Still, it's good to know that Daryl doesn't seem to have any big conflicts with any of the people in his group. He doesn't even take it personally when a member is continuously scared of them despite doing everything he can to help, which is extremely even-tempered of him.
"Are there any feuds in your group?" he follows up, tone a little lighter than before. This one's not so much an interview question as it is plain curiosity. "We obviously can't mandate in the Forty-Eight that nobody has any arguments, but it's useful to know where the sources of strife are. It sounds nosy, I know, but the leadership does its best to mediate arguments over resources, if that's what any feuds are over."
no subject
"Regular shit. Folks in close quarters get annoyed now and again."
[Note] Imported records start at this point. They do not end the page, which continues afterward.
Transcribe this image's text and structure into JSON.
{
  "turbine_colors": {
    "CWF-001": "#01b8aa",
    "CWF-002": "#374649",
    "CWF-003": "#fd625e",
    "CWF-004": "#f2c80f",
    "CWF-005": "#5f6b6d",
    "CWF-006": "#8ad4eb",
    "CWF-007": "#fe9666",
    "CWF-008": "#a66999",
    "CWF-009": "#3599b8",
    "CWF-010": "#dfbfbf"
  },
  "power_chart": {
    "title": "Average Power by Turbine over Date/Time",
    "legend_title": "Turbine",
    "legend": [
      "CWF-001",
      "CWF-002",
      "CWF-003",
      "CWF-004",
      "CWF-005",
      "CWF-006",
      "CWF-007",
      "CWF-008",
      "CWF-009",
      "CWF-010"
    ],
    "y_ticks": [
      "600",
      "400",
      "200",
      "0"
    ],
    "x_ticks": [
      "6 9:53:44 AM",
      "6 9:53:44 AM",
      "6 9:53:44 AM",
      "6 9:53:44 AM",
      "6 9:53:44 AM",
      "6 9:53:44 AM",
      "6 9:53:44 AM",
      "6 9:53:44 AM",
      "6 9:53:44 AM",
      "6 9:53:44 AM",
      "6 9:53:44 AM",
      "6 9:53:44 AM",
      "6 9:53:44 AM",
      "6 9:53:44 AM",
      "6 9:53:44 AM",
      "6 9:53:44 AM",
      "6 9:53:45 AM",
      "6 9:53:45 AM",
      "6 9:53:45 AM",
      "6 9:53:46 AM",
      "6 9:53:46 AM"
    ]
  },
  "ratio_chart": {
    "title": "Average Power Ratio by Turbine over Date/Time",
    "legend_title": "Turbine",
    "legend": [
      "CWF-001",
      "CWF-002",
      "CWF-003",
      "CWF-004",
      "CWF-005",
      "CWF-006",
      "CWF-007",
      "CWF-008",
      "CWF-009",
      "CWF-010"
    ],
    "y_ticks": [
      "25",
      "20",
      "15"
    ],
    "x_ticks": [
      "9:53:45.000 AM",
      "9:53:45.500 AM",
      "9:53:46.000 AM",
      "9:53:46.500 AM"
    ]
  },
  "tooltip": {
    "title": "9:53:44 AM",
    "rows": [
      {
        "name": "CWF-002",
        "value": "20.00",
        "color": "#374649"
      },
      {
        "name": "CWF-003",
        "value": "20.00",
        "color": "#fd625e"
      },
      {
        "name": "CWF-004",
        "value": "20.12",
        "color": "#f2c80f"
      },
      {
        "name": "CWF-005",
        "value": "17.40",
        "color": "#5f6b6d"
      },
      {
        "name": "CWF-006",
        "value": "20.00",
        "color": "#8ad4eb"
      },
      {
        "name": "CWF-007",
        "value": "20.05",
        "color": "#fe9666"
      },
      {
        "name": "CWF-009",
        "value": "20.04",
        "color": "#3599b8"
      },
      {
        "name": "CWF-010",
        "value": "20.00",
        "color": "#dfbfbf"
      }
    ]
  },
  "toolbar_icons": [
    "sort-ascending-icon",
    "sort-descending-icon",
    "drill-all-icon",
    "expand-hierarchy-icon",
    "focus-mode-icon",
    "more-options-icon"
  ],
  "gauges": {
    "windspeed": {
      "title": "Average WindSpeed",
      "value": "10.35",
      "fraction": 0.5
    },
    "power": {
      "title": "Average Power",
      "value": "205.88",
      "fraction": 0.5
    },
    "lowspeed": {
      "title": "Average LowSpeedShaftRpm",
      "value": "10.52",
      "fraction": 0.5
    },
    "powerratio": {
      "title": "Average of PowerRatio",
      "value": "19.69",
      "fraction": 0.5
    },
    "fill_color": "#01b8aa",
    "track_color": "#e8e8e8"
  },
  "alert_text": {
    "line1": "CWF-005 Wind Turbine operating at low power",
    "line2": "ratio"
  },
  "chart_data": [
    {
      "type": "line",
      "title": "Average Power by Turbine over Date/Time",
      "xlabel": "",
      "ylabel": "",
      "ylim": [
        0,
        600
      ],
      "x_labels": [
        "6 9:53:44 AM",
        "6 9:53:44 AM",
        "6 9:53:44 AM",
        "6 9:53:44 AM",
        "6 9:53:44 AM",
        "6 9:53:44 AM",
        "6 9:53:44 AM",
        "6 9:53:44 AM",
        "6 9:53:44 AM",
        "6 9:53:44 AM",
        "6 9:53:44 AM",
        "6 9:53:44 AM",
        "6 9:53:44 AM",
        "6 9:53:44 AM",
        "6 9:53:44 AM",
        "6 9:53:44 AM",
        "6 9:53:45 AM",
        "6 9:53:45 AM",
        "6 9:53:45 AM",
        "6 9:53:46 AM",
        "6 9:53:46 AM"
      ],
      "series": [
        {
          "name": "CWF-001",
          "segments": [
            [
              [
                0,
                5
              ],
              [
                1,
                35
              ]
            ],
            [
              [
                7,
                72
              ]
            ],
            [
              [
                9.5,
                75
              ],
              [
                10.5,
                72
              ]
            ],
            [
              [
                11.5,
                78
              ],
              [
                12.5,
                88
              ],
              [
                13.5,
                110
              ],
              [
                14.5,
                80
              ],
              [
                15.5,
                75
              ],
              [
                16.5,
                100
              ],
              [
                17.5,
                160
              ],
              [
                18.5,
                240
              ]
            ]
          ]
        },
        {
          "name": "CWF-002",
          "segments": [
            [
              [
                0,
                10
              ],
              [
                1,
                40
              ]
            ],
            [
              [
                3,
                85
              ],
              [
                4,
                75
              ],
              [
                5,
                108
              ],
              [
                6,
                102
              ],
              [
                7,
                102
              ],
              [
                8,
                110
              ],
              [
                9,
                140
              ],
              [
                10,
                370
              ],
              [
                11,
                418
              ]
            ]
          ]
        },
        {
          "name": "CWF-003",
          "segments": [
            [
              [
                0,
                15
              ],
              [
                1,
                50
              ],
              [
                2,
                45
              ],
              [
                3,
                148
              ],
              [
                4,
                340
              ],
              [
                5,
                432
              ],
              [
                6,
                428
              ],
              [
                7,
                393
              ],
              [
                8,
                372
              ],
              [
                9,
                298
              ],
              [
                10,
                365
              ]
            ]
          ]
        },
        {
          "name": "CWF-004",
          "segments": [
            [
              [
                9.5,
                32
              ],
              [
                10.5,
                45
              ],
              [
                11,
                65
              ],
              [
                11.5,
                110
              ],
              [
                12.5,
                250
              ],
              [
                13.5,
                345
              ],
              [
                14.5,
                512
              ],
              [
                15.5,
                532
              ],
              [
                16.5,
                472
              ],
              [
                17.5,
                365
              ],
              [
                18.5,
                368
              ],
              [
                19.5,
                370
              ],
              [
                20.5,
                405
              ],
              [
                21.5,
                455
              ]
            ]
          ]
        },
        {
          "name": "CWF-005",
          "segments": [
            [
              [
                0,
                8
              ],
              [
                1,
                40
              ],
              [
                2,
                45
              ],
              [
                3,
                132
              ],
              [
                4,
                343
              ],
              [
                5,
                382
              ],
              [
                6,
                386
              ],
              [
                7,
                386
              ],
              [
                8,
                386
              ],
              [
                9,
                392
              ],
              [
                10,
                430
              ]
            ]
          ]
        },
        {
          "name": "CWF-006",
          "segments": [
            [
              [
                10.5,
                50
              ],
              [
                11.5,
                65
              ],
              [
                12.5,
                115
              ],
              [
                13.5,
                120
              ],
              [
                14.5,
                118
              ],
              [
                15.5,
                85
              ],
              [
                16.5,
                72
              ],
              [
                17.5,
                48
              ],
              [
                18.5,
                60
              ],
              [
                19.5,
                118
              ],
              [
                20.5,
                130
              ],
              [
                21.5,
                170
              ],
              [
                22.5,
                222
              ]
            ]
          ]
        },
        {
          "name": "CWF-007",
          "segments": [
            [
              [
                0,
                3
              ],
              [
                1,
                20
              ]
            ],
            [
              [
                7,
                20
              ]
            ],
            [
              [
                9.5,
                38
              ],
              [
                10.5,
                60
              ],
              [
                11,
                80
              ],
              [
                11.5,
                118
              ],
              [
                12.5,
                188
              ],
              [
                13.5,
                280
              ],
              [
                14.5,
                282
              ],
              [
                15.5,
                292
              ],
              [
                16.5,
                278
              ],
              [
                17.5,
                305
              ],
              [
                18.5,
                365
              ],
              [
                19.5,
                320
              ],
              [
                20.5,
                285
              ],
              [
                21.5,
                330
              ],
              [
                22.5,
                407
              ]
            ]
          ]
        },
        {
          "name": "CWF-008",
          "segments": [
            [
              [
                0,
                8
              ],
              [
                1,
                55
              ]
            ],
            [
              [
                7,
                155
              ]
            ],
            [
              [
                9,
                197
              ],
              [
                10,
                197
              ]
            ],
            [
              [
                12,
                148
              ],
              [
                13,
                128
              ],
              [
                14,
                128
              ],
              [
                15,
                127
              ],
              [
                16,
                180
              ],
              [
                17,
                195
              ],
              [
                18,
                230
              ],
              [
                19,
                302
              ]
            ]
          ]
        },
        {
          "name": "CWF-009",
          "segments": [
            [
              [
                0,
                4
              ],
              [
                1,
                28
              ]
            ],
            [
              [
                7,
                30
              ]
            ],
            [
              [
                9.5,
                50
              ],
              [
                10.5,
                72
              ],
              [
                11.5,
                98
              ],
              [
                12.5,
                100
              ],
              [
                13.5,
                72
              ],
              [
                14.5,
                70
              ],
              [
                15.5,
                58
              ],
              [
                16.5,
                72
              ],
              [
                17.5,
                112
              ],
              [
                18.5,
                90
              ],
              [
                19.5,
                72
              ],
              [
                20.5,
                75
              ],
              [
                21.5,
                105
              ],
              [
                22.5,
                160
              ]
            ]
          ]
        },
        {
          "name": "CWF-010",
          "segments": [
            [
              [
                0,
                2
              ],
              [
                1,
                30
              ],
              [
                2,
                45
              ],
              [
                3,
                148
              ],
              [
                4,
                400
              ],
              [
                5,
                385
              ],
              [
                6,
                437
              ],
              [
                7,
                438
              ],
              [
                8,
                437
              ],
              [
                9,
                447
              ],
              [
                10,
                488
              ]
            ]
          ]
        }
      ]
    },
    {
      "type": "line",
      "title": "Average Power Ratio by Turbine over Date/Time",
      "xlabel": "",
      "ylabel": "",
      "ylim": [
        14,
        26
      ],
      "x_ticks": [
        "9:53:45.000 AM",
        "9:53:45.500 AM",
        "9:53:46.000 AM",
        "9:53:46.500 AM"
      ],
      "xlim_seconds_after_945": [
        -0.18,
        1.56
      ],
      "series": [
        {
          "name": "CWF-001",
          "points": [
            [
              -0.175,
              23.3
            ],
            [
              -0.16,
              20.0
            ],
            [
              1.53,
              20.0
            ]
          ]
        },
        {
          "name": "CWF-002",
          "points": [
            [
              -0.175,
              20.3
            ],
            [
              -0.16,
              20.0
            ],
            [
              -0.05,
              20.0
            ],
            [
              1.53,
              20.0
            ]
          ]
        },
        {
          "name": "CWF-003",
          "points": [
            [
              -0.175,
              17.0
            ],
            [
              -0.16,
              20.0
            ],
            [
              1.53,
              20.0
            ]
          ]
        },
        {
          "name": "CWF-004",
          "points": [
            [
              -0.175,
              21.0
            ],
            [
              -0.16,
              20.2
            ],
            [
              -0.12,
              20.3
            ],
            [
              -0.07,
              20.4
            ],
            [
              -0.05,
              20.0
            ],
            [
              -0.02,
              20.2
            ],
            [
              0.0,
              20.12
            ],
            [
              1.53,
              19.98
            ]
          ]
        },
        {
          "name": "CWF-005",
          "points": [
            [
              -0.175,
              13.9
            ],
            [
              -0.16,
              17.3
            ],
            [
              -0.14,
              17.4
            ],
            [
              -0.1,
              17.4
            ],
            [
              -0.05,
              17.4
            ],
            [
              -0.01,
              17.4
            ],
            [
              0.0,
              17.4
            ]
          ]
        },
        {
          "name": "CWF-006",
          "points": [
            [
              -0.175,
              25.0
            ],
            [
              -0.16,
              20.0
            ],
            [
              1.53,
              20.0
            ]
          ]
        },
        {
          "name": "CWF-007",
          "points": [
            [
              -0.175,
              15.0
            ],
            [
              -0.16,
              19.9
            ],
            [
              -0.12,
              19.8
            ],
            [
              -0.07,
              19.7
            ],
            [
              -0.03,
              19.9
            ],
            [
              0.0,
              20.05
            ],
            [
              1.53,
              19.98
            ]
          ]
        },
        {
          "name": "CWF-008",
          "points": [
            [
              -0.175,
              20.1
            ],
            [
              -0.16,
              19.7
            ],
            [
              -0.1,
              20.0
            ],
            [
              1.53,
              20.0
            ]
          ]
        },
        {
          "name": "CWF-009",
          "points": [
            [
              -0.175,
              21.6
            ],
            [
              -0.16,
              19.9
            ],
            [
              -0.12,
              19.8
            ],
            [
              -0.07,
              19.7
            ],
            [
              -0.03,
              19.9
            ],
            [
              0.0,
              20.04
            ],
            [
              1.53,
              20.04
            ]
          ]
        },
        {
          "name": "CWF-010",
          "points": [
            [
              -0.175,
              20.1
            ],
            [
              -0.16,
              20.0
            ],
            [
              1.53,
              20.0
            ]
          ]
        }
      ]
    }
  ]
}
He doesn't think anyone will confess anything dire. In fact, he'd be more inclined to anticipate his people closing ranks over even the most minor infractions. Barring, say, the aforementioned Gabriel, but even if the man decides to babble on about the violence he's witnessed, a few followup questions are bound to stump judgement. Yes, he's seen them murder other living humans brutally, he's seen executions and slaughters. Why? Oh, well, cannibals, slavers, rapists.
Kind of a wash.
"Your people got problems? Anything we should avoid stepping into by accident?"
Reid's probably not here to give an interview of his own, but fair's fair, Daryl thinks. Besides, the younger man sort of seems like the kind of guy who got his ass kicked a lot at school, no matter that now he's an FBI agent and someone in a position of authority at 48. Meaning he should have a good sense of who the assholes are, profiler or not.